Name dropping, an overused and often inappropriate practice, sometimes has its place. Such seems to be the case for an upcoming event in Fulton.
Drop the name Elvis and, to paraphrase the old E.F. Hutton commercial, people usually stop and listen. Again this year the Moody Blues Charitable Foundation is effectively harnessing that name’s drawing power for a special event, but organizers are quick to point out that making use of Northeast Mississippi’s most famous native son’s notoriety is in no way self-serving.
Rather, the event is all about kids…helping kids.
The foundation, an arm of the local Moody Blues Elvis Fan Club, is sponsoring a dinner April 30 at Itawamba Agricultural High School to raise funds for needy students from the school and provide scholarship proceeds for a deserving IAHS senior.
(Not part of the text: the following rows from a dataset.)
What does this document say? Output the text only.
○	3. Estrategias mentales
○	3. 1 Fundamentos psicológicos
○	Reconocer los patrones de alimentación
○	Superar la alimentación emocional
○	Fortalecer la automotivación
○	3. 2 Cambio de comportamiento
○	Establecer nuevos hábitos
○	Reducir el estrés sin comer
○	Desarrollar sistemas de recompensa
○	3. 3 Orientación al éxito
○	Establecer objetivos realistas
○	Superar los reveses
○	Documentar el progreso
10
Foundation founder and event organizer Lori Holland gave examples of how money from the last two years’ events has been used. “We have literally purchased groceries for kids who are in that kind of situation,” she said. “Anything that helps a needy student, we take care of it.”
Funds also have been used to help college students purchase books or send pupils to various school-related competitions.
The event has raised more than $24,000 over the past two years, all of which has gone to help needy youngsters in the area. Impressive.
The dinner is obviously a worthy event and one that, to be sure, has Elvis’ considerable footprint all over it. Headlining again this year is country music star Ronnie McDowell, who burst onto the scene in 1977 with “The King is Gone”, a beautifully haunting tribute to the late King of Rock and Roll. His ability to closely emulate Elvis’ powerful, rich sound made millions sit up and take notice.
Though he later provided vocals for a few Elvis-related projects, he parlayed his talent into a successful brand of his own, scoring numerous country hits in the 1980s.
Should be a fun event with McDowell in the house because, aside from his musical abilities, by all accounts he’s a genuinely nice guy.
Holland noted that McDowell was a smash with the crowd last year, so the decision to invite him back was a no-brainer. “He’s a great performer,” she said.
This year, too, McDowell’s recently-published autobiography “Bringing it to You Personally” will be available.
Also scheduled to appear at the Elvis Presley Charity Event Memorial Dinner is Cynthia Pepper, who co-starred with Elvis in “Kissing Cousins.” Her other credits include “My Three Sons,” “Wagon Train,” “Perry Mason” and “The Flying Nun.”
Elvis’ personal nurse and friend Marian Cocke also will be on hand, while Emmy-nominated producer Tom Brown will serve as emcee.
With such a blend of good food, quality entertainment, anecdotes from those who personally knew Elvis that are sure to bring a smile – with chances to win Elvis memorabilia thrown in – the charity dinner offers a little bit of everything.
Call IAHS for details. But hurry, tickets will probably go fast. In fact, Holland indicated that tickets are already moving at a pretty good clip.
With all the excitement over what’s bound to be a fun evening, it’s important to bring its purpose back into focus, and Holland did that nicely.
“We are trying to keep our eyes on the ball,” she said. “What we’re doing this for…the kids.”
Whether you’re an Elvis fan or not – and who isn’t? – this event is worth checking out, because unquestionably we’re all a fan of the kids.